Educate All Students: Larry Miller's Blog

February 18, 2014

Wisconsin Senate adopts narrow voucher school accountability bill

Filed under: Vouchers — millerlf @ 8:38 pm

No sanctions included in measure

By Jason Stein of the Journal Sentinel 2/18/14

Madison — The state would better track the performance of taxpayer-funded private voucher schools and expand the fight against heroin abuse, under bills passed by the Senate Tuesday.

After rejecting a much broader schools measure in recent days, Senate Republicans moved forward Tuesday with a narrow bill that would apply existing state report cards for public schools to voucher institutions but not impose sanctions on schools receiving poor marks. Assembly Republicans, meanwhile, still hope to proceed with a broader bill that would sanction failing schools.

The narrow measure passed the Senate 29-3 and now goes to the Assembly. Three Democrats voted against it: Sens. Bob Wirch of Pleasant Prairie, Jon Erpenbach of Middleton and Jennifer Shilling of La Crosse.

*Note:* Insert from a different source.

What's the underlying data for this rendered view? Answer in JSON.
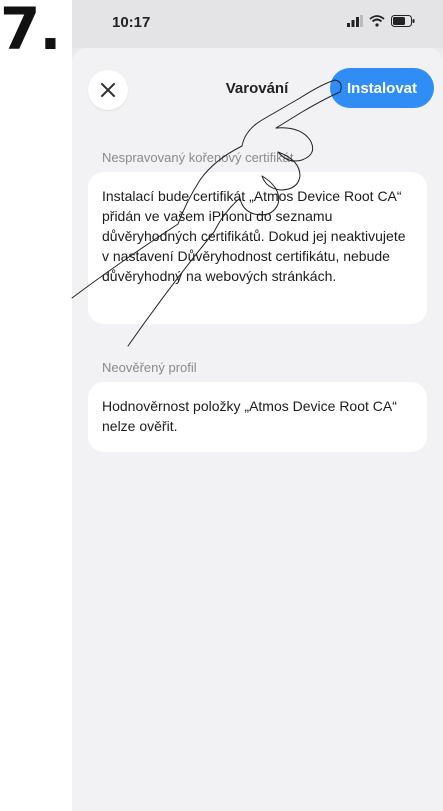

The Senate bill’s lead sponsor, Sen. Luther Olsen (R-Ripon), said that he had to postpone an “ambitious agenda” to sanction schools of all kinds that receive public money but don’t measure up. But Olsen said the bill made a “big step forward” forward by moving up the date for voucher schools to receive report cards from 2020 to the 2015-’16 school year.

“That’s my definition of accountability and that’s what this piece of legislation does,” Olsen said.

Sen. John Lehman of Racine, a former teacher and the ranking Democrat on the Senate Education Committee, dismissed that, saying that most senators of his party didn’t feel the bill went far enough. Republicans, he said, had caved to pressure from voucher supporters and broken a promise to hold voucher schools to the same standards as public schools.

“This bill started out as one thing and ended up as what I call a ‘no consequences bill,’ ” Lehman said. “I have a fear that this is going to be sold as some kind of an accountability bill, which it is not… This bill continues to allow two unequal and publicly funded school systems in the state of Wisconsin.”

Olsen said that the broader bill didn’t just fail because of the objections of some voucher school representatives. The more ambitious bill also failed because public school advocates opposed high-stakes consequences in that version such as having independent charter schools taking over failing public schools, he said.

The current report cards for public schools have been sharply criticized for penalizing schools facing challenges, such as students who live in poverty or who cannot speak English. The more limited proposal before the Senate doesn’t include any provisions — present in a previous version — to overhaul the report cards.

In June, the governor and GOP lawmakers expanded taxpayer-funded private voucher schools beyond Milwaukee and Racine and across the state, with a cap next year of 1,000 students for the statewide program.